Dear friends, let me proclaim this to you from my desk, cluttered with markers and a yo-yo and a pile of to-do’s, from this chair holding a woman with extra bad morning hair sitting in flannel pajama pants who should be on her way to meet friends this morning and is running late as usual … if you do not already know (and it feels silly to say because it’s such a personal no-duh from where I sit), my life is not perfect.

My two eldest children fight like rabid dogs, and I pull out the cliches and yell, “Just love each other! It’s not rocket science!” and “I’m not going to stand for you girls living like enemies in this house!”

Two of my daughters rush to comfort me when they see me upset at the conflict (which breaks my heart because I don’t want them feeling they need to take care of me). Another daughter stomps up the stairs declaring that I probably don’t care if I never see her again.

I snap at my husband for unlocking the house and leaving me to unload the kids by myself. “I don’t need you to ready the house. I need your help. You’re not doing me any favors here!”

I zone out while flipping through blogs on my phone when I should be sitting with my kids and asking them more questions about school.

Some days, I feel lonely, though I’ve been blessed with dear friends.

This week, I have struggled with anger, confusion and disappointment. I’ve felt left out.
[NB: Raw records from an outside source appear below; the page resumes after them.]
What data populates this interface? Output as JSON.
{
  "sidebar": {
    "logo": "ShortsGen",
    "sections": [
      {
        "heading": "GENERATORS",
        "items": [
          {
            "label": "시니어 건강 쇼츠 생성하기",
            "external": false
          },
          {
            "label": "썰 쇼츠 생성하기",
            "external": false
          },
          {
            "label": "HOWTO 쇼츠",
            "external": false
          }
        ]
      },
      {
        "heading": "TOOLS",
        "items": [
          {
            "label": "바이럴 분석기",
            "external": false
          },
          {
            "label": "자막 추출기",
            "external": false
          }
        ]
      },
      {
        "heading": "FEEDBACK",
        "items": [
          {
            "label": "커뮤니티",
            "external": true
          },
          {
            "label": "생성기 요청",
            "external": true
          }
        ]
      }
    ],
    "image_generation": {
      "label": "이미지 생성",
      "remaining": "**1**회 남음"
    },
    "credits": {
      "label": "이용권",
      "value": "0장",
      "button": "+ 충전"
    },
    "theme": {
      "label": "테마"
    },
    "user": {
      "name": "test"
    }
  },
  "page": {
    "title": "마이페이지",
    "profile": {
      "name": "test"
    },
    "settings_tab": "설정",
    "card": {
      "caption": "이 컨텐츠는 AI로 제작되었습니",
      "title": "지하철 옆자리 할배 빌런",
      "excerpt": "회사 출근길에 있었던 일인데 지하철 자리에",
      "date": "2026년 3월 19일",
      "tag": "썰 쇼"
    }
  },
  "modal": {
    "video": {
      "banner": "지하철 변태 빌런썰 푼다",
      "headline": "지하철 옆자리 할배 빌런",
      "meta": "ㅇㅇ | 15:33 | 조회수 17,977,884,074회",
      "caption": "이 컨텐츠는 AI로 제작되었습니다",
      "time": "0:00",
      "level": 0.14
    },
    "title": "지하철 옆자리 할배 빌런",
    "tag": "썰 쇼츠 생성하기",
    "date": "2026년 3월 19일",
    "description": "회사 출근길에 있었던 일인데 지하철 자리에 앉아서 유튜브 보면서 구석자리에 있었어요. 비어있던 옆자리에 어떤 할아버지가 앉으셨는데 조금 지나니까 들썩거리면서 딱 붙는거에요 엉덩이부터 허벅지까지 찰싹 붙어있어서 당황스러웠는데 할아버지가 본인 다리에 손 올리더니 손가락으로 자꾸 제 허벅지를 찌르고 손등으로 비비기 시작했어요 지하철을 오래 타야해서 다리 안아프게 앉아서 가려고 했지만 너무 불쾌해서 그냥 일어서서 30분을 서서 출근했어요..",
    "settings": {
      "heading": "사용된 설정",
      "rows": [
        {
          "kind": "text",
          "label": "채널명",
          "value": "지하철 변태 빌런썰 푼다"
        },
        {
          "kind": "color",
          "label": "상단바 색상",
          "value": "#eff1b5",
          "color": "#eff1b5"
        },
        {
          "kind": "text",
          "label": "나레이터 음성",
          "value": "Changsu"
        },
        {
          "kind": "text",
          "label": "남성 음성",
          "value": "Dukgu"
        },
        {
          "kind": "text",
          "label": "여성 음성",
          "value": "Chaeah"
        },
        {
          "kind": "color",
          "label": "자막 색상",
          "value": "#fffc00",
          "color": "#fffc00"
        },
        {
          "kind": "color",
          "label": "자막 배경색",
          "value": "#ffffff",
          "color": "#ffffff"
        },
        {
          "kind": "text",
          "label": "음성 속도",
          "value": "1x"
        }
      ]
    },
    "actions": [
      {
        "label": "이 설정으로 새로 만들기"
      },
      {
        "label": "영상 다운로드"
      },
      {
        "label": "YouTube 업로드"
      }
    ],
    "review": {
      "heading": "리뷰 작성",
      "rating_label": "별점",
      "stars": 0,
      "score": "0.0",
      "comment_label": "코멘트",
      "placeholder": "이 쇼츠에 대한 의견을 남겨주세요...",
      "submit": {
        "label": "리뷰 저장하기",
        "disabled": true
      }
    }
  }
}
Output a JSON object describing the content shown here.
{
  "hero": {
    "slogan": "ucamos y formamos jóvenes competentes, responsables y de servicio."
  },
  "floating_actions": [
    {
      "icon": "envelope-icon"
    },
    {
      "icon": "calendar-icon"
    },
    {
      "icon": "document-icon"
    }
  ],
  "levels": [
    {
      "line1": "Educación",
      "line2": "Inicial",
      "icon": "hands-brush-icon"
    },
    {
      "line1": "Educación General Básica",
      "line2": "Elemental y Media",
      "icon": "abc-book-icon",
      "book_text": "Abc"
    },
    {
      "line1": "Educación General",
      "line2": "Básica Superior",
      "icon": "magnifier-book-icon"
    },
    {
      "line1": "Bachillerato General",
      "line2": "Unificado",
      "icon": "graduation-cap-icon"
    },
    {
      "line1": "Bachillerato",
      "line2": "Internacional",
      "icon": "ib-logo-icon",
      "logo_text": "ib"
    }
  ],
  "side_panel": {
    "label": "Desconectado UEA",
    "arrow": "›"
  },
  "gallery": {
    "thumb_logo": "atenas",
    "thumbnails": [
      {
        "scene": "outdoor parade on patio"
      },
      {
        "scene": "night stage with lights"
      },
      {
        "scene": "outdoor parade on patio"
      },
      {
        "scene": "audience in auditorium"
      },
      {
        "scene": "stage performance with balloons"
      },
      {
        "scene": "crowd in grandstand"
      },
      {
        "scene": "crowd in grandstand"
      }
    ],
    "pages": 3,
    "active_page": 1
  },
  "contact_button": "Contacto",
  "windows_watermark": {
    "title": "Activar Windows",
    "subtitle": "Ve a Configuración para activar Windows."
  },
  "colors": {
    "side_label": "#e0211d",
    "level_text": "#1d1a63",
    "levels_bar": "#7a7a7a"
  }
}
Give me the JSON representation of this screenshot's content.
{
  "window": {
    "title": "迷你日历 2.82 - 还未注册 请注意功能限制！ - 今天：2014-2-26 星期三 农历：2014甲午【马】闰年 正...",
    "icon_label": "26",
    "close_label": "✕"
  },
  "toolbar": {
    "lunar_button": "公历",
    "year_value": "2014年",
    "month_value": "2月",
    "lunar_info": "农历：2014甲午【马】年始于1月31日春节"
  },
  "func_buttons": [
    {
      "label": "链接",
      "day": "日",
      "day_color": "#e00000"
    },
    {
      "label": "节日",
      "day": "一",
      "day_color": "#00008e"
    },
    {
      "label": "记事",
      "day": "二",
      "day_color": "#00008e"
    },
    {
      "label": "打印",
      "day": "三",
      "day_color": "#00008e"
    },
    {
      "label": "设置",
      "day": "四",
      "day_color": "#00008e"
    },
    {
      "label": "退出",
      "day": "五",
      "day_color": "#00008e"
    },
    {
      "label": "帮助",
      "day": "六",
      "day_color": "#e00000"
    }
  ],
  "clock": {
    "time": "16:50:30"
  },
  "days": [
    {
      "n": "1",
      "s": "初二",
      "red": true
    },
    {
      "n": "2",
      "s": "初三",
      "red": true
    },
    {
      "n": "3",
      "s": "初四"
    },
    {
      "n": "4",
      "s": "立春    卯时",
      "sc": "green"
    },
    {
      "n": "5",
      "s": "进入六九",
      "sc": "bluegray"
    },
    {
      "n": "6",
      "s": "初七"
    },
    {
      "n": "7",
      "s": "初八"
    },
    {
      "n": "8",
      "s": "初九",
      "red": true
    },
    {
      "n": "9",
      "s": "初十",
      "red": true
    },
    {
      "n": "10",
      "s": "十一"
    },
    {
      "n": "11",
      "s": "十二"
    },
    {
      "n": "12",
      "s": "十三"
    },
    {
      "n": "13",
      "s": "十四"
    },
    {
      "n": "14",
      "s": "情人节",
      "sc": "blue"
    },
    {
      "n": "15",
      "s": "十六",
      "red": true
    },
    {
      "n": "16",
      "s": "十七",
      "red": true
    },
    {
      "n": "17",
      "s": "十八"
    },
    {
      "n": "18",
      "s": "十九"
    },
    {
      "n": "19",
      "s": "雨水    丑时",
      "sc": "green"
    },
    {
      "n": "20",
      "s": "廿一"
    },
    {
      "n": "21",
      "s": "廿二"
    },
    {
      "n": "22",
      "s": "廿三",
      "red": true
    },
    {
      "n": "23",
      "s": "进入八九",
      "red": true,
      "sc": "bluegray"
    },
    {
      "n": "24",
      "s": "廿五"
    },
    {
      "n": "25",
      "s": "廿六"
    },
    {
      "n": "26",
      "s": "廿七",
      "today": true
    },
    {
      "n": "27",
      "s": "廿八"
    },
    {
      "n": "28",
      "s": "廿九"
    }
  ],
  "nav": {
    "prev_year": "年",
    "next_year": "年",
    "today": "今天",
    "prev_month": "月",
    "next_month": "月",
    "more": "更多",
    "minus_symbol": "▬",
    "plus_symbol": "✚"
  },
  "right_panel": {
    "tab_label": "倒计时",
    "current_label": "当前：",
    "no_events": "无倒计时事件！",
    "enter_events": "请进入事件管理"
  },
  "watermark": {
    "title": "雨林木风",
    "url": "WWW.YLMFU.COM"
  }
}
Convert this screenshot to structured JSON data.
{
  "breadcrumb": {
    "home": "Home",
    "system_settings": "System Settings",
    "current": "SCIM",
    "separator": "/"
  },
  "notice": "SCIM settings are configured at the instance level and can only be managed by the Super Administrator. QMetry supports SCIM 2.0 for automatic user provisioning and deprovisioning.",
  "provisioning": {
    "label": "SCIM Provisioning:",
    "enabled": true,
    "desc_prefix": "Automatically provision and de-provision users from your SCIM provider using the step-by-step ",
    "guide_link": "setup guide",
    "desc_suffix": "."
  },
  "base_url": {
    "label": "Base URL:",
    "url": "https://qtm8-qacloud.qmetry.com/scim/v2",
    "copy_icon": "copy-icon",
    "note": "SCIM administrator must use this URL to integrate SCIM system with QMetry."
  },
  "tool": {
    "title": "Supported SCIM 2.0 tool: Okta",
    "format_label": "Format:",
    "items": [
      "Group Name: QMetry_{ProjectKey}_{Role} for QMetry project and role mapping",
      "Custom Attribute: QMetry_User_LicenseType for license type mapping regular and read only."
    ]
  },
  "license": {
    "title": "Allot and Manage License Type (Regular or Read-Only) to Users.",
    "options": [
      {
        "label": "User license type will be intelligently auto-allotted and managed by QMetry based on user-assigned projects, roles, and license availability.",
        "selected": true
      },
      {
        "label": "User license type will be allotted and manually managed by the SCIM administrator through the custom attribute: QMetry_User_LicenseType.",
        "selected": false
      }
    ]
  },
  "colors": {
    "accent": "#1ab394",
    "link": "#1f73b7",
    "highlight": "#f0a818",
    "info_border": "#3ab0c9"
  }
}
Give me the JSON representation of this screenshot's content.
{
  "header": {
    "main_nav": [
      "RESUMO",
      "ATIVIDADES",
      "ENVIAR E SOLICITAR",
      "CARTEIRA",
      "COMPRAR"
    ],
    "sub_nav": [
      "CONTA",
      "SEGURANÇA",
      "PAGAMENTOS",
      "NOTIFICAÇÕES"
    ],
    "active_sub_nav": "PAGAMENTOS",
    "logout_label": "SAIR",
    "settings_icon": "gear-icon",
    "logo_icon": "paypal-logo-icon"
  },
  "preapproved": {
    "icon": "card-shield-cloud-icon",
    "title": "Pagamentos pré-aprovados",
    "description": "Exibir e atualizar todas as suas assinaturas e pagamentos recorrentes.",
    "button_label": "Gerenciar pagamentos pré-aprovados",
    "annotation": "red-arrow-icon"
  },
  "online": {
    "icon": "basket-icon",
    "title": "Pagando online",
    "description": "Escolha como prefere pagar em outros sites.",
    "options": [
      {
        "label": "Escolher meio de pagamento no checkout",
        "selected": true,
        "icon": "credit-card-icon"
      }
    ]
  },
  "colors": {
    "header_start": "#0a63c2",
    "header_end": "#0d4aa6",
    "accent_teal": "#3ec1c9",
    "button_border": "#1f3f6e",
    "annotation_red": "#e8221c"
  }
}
I’ve struggled to love.

I am learning to say no — with mixed results.

This blog is a place I work things out, and for those of you who’ve read for a while, you know that takes many shapes. Often it can be a celebration of what is good and right in my corner of the world because I need to remember the glimmers of beauty while I work out the hard things, and I’m a person who needs to work out the hard things.

I can easily fall into the rabbit hole, as my dear friend said this week — the hole of discouragement, depression, anxiety, overwhelm. Yes, I know that pit well.

And sometimes I’m just slugging it out or sitting with the questions, and I don’t have much to say about it here. I’m simply in process.

And sometimes I choose to delight in the beauty of light or the tenderness of my children in the midst, so I do not forget those things that shine on gray rainy days with kids who seem unable to breathe without annoying each other.

I am choosing to see the pure and lovely because they are gifts. Just that. And what I choose to see grows.

This morning, whatever your brand of imperfect, I feel the need to remind you:

You are not on the messed-up outside looking in at the shiny-right perfect. There is no such thing. No one has this life figured out. Not a one.

Imperfect lives, in all their shapes, sizes and brands of dysfunction — these are the way of humans in this world.

Today be released to live yours out without comparison, without an impossible standard of ideal hanging over your head and unless it gives you joy, without coordinating colors.

Amen.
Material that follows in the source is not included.